The goals of treatment of chronic LBP and lumbosacral radiculopathy are to reduce pain, maintain function, and prevent future exacerbation. Guidelines advocate for a multimodal approach to the management of these conditions, combining pharmacological therapies for symptomatic relief with nonpharmacological approaches, such as physical rehabilitation. Choice of treatment is individualized according to the nature and severity of symptoms, the presence of comorbid conditions, potential for adverse effects and drug interactions, and cost. At this time, there are no specific recommendations for treatment of the neuropathic components of chronic LBP and neuropathic pain medications for painful radiculopathy have limited response rates. Furthermore, current pharmacologic approaches for the treatment of neuropathic pain are associated with a risk of significant adverse effects, which can have a serious impact on patients' quality of life. As such, there is a pressing need for safe and effective therapeutic options in treating neuropathic LBP and painful lumbosacral radiculopathy.

Capsaicin is the main compound in chili peppers and acts mechanistically as a selective agonist of the transient receptor potential vanilloid 1 (TRPV1) channel, which is highly expressed on nociceptors. High concentrations of capsaicin have been effectively utilized for the treatment of neuropathic pain. Additionally, whereas many pharmacologic and interventional pain relief options for chronic LBP and radiculopathy cause weight gain, capsaicin has been widely studied for its weight loss potential.

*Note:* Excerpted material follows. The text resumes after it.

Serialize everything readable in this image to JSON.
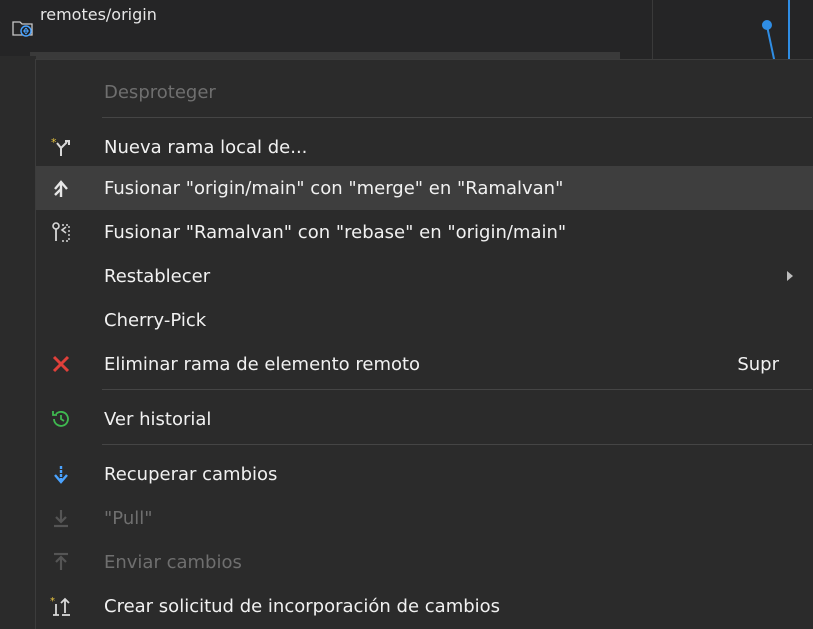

Emerging evidence suggests the use of topical capsaicin may be a safe and efficacious treatment for chronic LBP and radiculopathy. With regards to LBP, a 2010 double-blind multi-center randomized clinical trial on the use of 0.05% topical capsaicin cream for the treatment of chronic LBP demonstrated a significantly higher number of patients experiencing at least 50% pain sum score improvement at 3 weeks compared to placebo. A 2016 open-label study of 90 patients with lumbosacral neuropathic pain who received treatment with a topical 8% capsaicin patch found statistically significant reductions in pain at 2, 8, and 12 weeks follow-up. With regards to lumbosacral radiculopathy, a 2017 randomized controlled trial of 50 participants with chronic lumbosacral radiculopathy treated with a topical 8% capsaicin patch found at least a 30% improvement of pain in 71.4% and 39.1% of patients with 3 months to 2 years duration of pain and greater than 2 years duration of pain, respectively. A prospective study investigating the use of a single 8% capsaicin patch in patients with a variety of neuropathic pain conditions, including radiculopathy noted that the proportions of patients achieving a 30% and 50% decrease in pain at 12 weeks were 43% and 24%, respectively. Additionally, a small retrospective analysis of patients with painful radiculopathy found that the capsaicin 8% patch provided rapid and sustained pain relief, with a significant reduction in prescribed concomitant pain medications. In brief, the current literature is limited by small sample sizes and short follow up periods but does suggest topical capsaicin is a rational choice for the treatment of neuropathic lumbosacral pain.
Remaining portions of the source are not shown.